During my undergraduate (and now postgraduate) years, I often spent my evenings and weekends toiling over statistics assignments. I was always amused when R seemed to know and would sometimes return my favourite error, reminding me that I was missing the fun:
Error in match.fun(FUN) : argument "FUN" is missing, with no default
Of course, I just forgot to supply a function name a command like apply()
. The apply()
function is really useful way of extracting summary statistics from data sets. The basic format is
apply(array, margin, function, ...)
- An
array
in R is a generic data type. A zero dimensional array is a scalar or a point; a one dimensional array is a vector; and a two dimensional array is a matrix…
- The
margin
argument is used to specify which margin we want to apply the function to. If the array we are using is a matrix then we can specify the margin to be either 1 (apply the function to the rows of the matrix) or 2 (apply the function to the columns of the matrix).
- The
function
can be any function that is built in or user defined (this is what I was missing when I got the error above).
- The
...
after the function refers to any other arguments that needs to be passed to the function being applied to the data.
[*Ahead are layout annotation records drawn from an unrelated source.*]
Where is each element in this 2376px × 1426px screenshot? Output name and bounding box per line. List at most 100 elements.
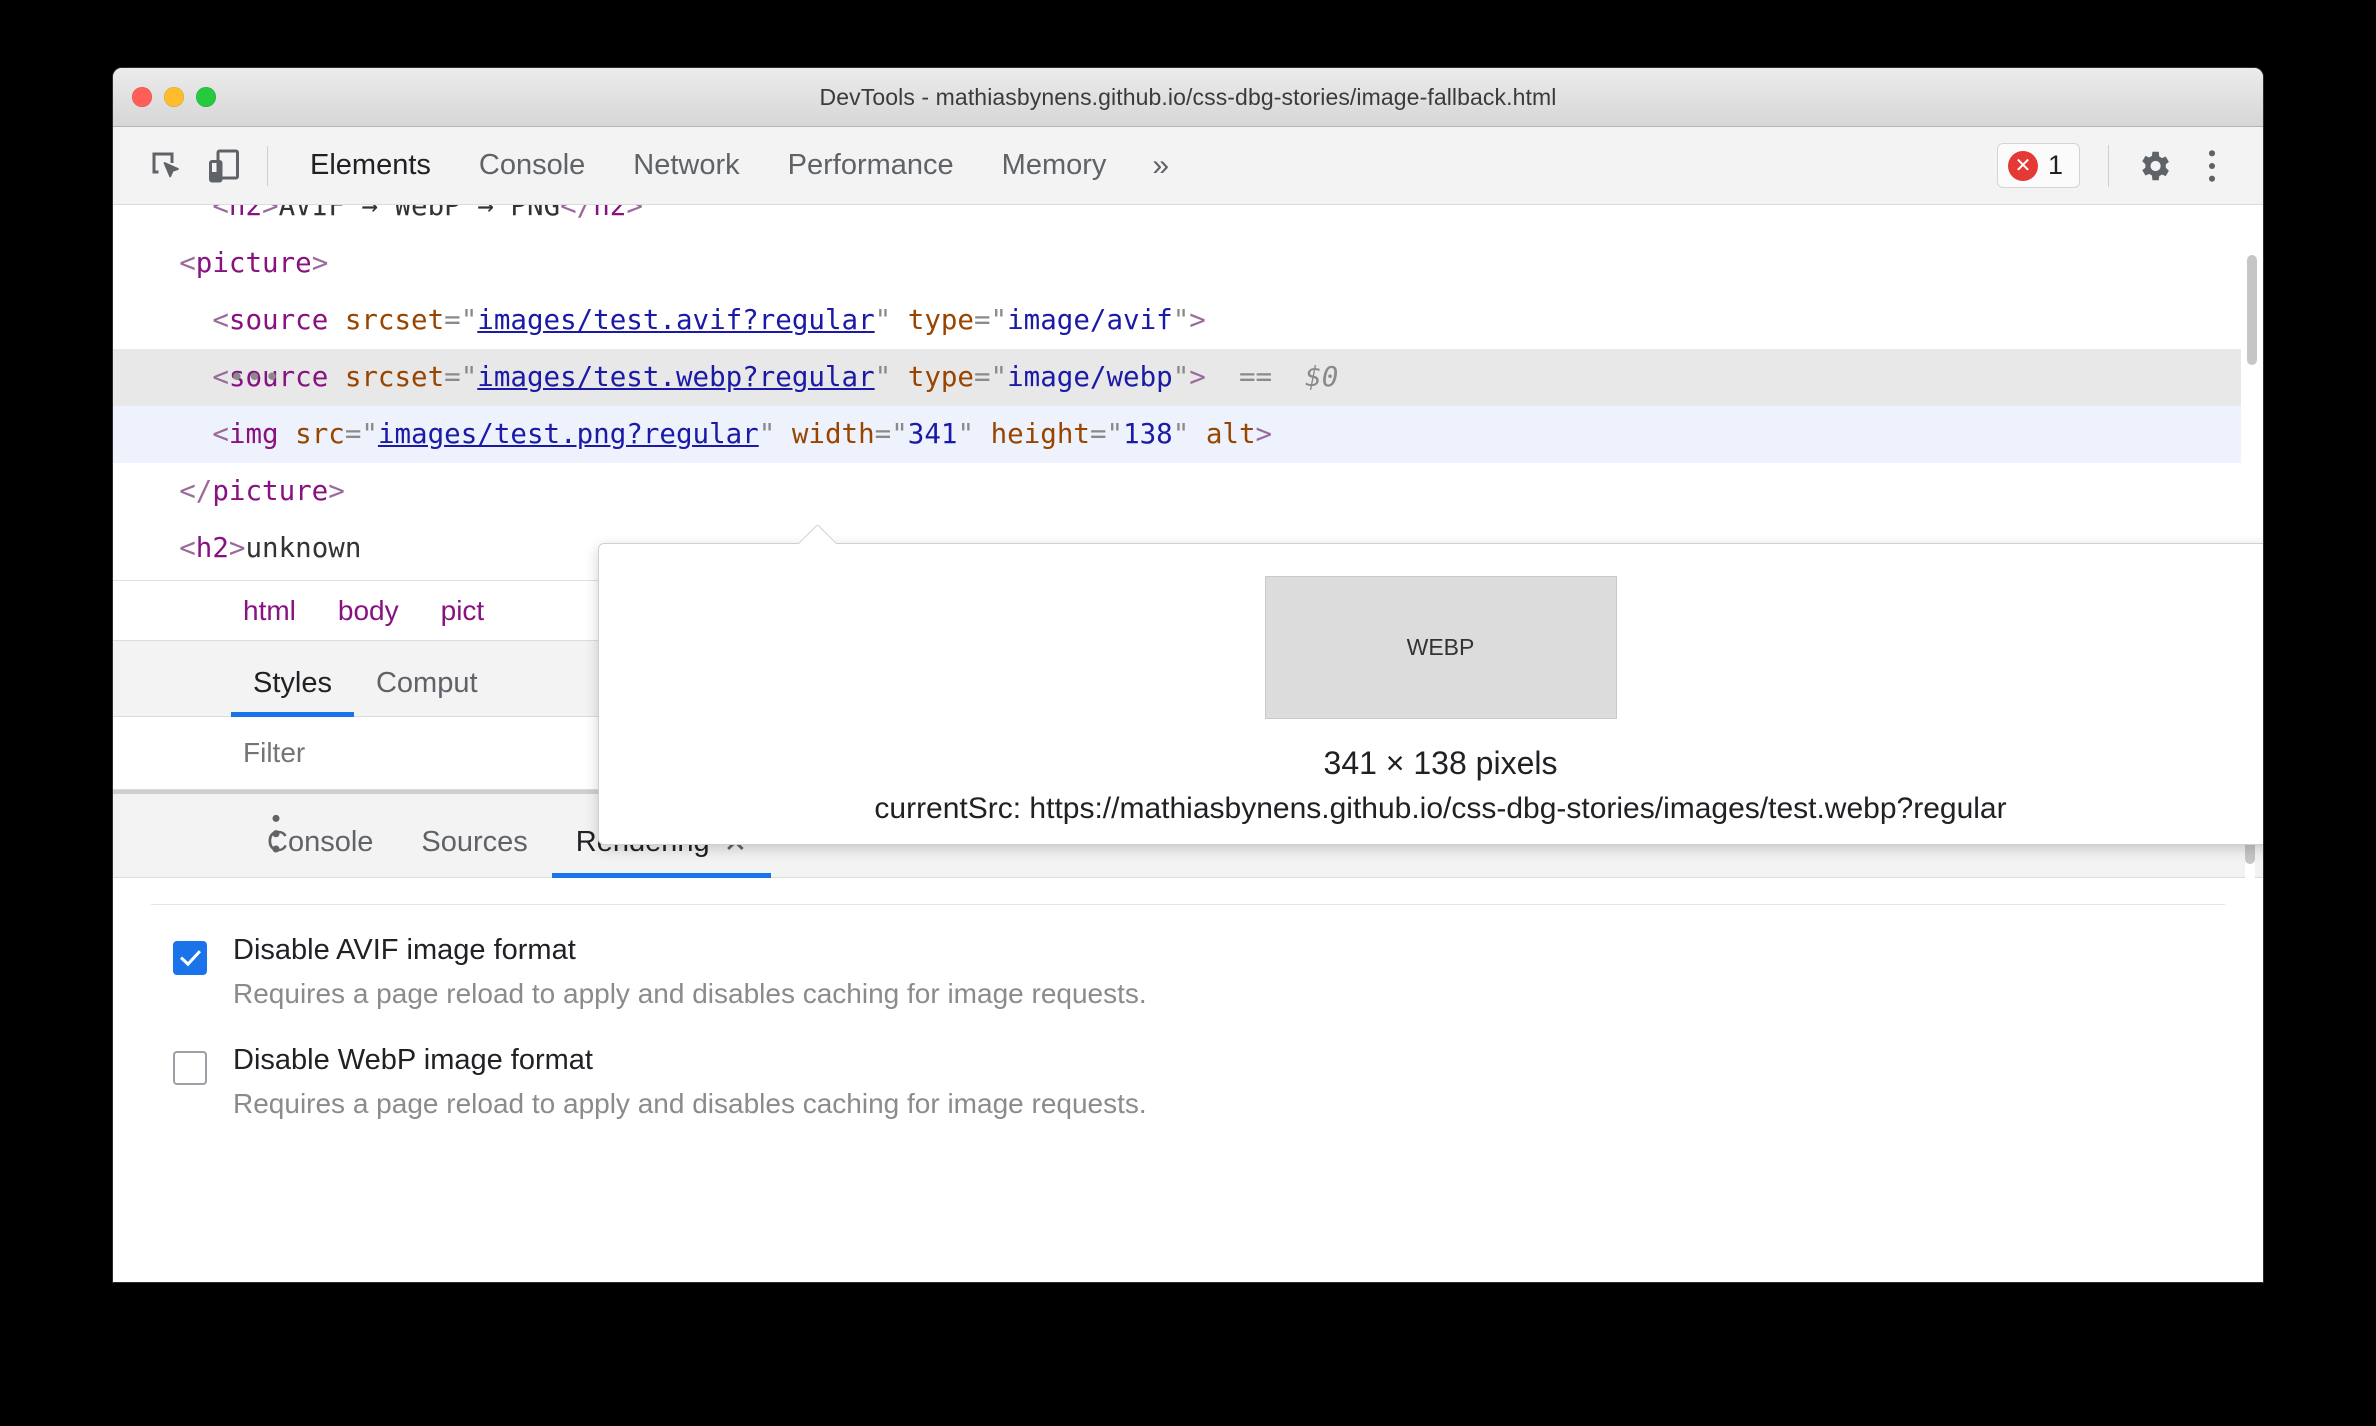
zoom-window-button[interactable] xyxy=(196,87,216,107)
breadcrumb-item-body[interactable]: body xyxy=(338,595,399,627)
dom-token-tag: img xyxy=(228,418,279,450)
dom-tree-scroll-thumb[interactable] xyxy=(2247,255,2257,365)
dom-token-plain xyxy=(328,304,345,336)
dom-token-tag: picture xyxy=(195,247,312,279)
disable-avif-description: Requires a page reload to apply and disa… xyxy=(233,978,1147,1010)
dom-token-tag: source xyxy=(228,304,329,336)
breadcrumb-item-picture[interactable]: pict xyxy=(441,595,485,627)
error-count-badge[interactable]: ✕ 1 xyxy=(1996,143,2080,188)
rendering-panel-body: Disable AVIF image format Requires a pag… xyxy=(113,878,2263,1209)
tab-computed[interactable]: Comput xyxy=(354,667,500,716)
window-titlebar: DevTools - mathiasbynens.github.io/css-d… xyxy=(113,68,2263,127)
dom-token-link: images/test.png?regular xyxy=(377,418,759,450)
dom-token-attr: srcset xyxy=(344,361,445,393)
inspect-element-icon xyxy=(152,152,179,177)
dom-token-eq: =" xyxy=(974,304,1008,336)
main-menu-button[interactable] xyxy=(2183,137,2241,195)
breadcrumb-item-html[interactable]: html xyxy=(243,595,296,627)
tab-performance[interactable]: Performance xyxy=(764,149,978,182)
dom-token-text: AVIF → WebP → PNG xyxy=(278,205,561,222)
dom-token-attr: type xyxy=(907,304,974,336)
setting-disable-webp[interactable]: Disable WebP image format Requires a pag… xyxy=(113,1041,2263,1151)
elements-dom-tree[interactable]: <h2>AVIF → WebP → PNG</h2> <picture> <so… xyxy=(113,205,2263,581)
disable-avif-label: Disable AVIF image format xyxy=(233,934,576,966)
dom-token-punct: < xyxy=(113,304,229,336)
device-toolbar-button[interactable] xyxy=(195,137,253,195)
line-picture-close[interactable]: </picture> xyxy=(113,463,2241,520)
dom-token-punct: > xyxy=(1255,418,1273,450)
dom-token-val: 138 xyxy=(1123,418,1173,450)
line-source-avif[interactable]: <source srcset =" images/test.avif?regular… xyxy=(113,292,2241,349)
dom-token-eq: " xyxy=(758,418,776,450)
drawer-tab-console-label: Console xyxy=(267,826,374,858)
more-tabs-chevron-icon[interactable]: » xyxy=(1130,149,1191,183)
line-picture-open[interactable]: <picture> xyxy=(113,235,2241,292)
disable-avif-checkbox[interactable] xyxy=(173,941,207,975)
dom-token-eq: " xyxy=(1172,304,1190,336)
inspect-element-button[interactable] xyxy=(137,137,195,195)
tab-elements[interactable]: Elements xyxy=(286,149,455,182)
line-h2-avif[interactable]: <h2>AVIF → WebP → PNG</h2> xyxy=(113,205,2241,235)
dom-token-punct: > xyxy=(328,475,345,507)
dom-token-text: unknown xyxy=(245,532,362,564)
dom-token-val: image/webp xyxy=(1007,361,1173,393)
dom-token-eq: " xyxy=(874,304,892,336)
dom-token-punct: < xyxy=(113,247,196,279)
image-preview-label: WEBP xyxy=(1406,634,1475,660)
devtools-main-toolbar: Elements Console Network Performance Mem… xyxy=(113,127,2263,205)
dom-token-punct: < xyxy=(113,532,196,564)
dom-token-punct: < xyxy=(113,205,229,222)
dom-token-tag: picture xyxy=(212,475,329,507)
tab-memory[interactable]: Memory xyxy=(978,149,1131,182)
expand-ellipsis-badge[interactable]: ••• xyxy=(229,365,282,391)
dom-token-eq: =" xyxy=(1089,418,1124,450)
dom-token-eq: " xyxy=(1172,418,1190,450)
drawer-tab-sources[interactable]: Sources xyxy=(397,826,551,877)
dom-token-punct: > xyxy=(1189,361,1206,393)
disable-webp-text: Disable WebP image format Requires a pag… xyxy=(207,1041,1147,1123)
image-preview-thumbnail: WEBP xyxy=(1264,576,1617,719)
gear-icon xyxy=(2142,151,2169,180)
image-preview-tooltip: WEBP 341 × 138 pixels currentSrc: https:… xyxy=(598,543,2263,845)
dom-token-eq: =" xyxy=(444,361,478,393)
dom-token-attr: srcset xyxy=(344,304,445,336)
dom-token-eq: " xyxy=(1172,361,1190,393)
close-window-button[interactable] xyxy=(132,87,152,107)
window-title: DevTools - mathiasbynens.github.io/css-d… xyxy=(819,83,1557,110)
traffic-lights xyxy=(132,87,216,107)
settings-button[interactable] xyxy=(2125,137,2183,195)
tab-styles[interactable]: Styles xyxy=(231,667,354,717)
drawer-tab-sources-label: Sources xyxy=(421,826,528,858)
disable-webp-checkbox[interactable] xyxy=(173,1051,207,1086)
tab-console[interactable]: Console xyxy=(455,149,609,182)
line-source-webp[interactable]: ••• <source srcset="images/test.webp?reg… xyxy=(113,349,2241,406)
setting-disable-avif[interactable]: Disable AVIF image format Requires a pag… xyxy=(113,931,2263,1041)
dom-token-attr: width xyxy=(791,418,875,450)
dom-token-tag: h2 xyxy=(228,205,263,222)
line-img[interactable]: <img src="images/test.png?regular" width… xyxy=(113,406,2241,463)
dom-token-plain xyxy=(891,304,908,336)
devtools-drawer: Console Sources Rendering ✕ ✕ Disable AV… xyxy=(113,790,2263,1209)
tab-network[interactable]: Network xyxy=(609,149,763,182)
minimize-window-button[interactable] xyxy=(164,87,184,107)
dom-token-eq: " xyxy=(874,361,892,393)
dom-token-selref: == $0 xyxy=(1205,361,1339,393)
image-dimensions-label: 341 × 138 pixels xyxy=(1323,745,1558,781)
dom-token-punct: </ xyxy=(113,475,213,507)
dom-token-punct: > xyxy=(228,532,246,564)
error-x-icon: ✕ xyxy=(2007,150,2038,181)
dom-token-punct: > xyxy=(626,205,643,222)
dom-token-eq: " xyxy=(957,418,975,450)
dom-token-tag: h2 xyxy=(195,532,229,564)
image-current-src-label: currentSrc: https://mathiasbynens.github… xyxy=(874,792,2007,825)
dom-tree-scrollbar[interactable] xyxy=(2247,235,2257,565)
dom-token-attr: alt xyxy=(1205,418,1256,450)
drawer-scrollbar[interactable] xyxy=(2245,804,2255,1199)
disable-webp-description: Requires a page reload to apply and disa… xyxy=(233,1088,1147,1120)
dom-token-link: images/test.avif?regular xyxy=(477,304,875,336)
dom-token-plain xyxy=(279,418,296,450)
drawer-tab-console[interactable]: Console xyxy=(243,826,397,877)
rendering-divider xyxy=(151,904,2225,905)
dom-token-punct: > xyxy=(311,247,329,279)
dom-token-plain xyxy=(891,361,908,393)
The apply function internally uses a loop so if time and efficiency is very important one of the other apply functions such as
lapply(list, function, ...)
would be a better choice. The lapply
command is designed for lists. It is particularly useful for data frames as each data frame is considered a list and the variables in the data frame are the elements of the list. Note that lapply
doesn’t have a margin argument as it simply applies the function to each of the variables in the data frame.
You can see the difference in the example below. The data set cars
is a data frame that comes with R.
mode(cars) # what data type is cars?
[1] "list"
head(cars) # output the first six entries in the data set
speed dist
1 4 2
2 4 10
3 7 4
4 7 22
5 8 16
6 9 10
apply(cars,2,mean) # calculate column means treating cars as a matrix (2D array)
speed dist
15.40 42.98
lapply(cars,mean) # same thing treating cars as a data frame (list)
$speed
[1] 15.4
$dist
[1] 42.98
To show how much faster lapply
is than apply
, consider the following simulation:
X = matrix(rnorm(10000000),ncol=2)
X=data.frame(X)
system.time(apply(X,2,mean))
user system elapsed
0.573 0.394 0.965
system.time(lapply(X,mean))
user system elapsed
0.072 0.049 0.121
To perform the same operation, the lapply
function was nearly 8 times faster than the apply
function. You need a reasonably large data set for this to make a noticeable difference, but it’s worth keeping in mind regardless.
To find out more about any of these functions or datasets use the help:
?apply
?lapply
?head
?cars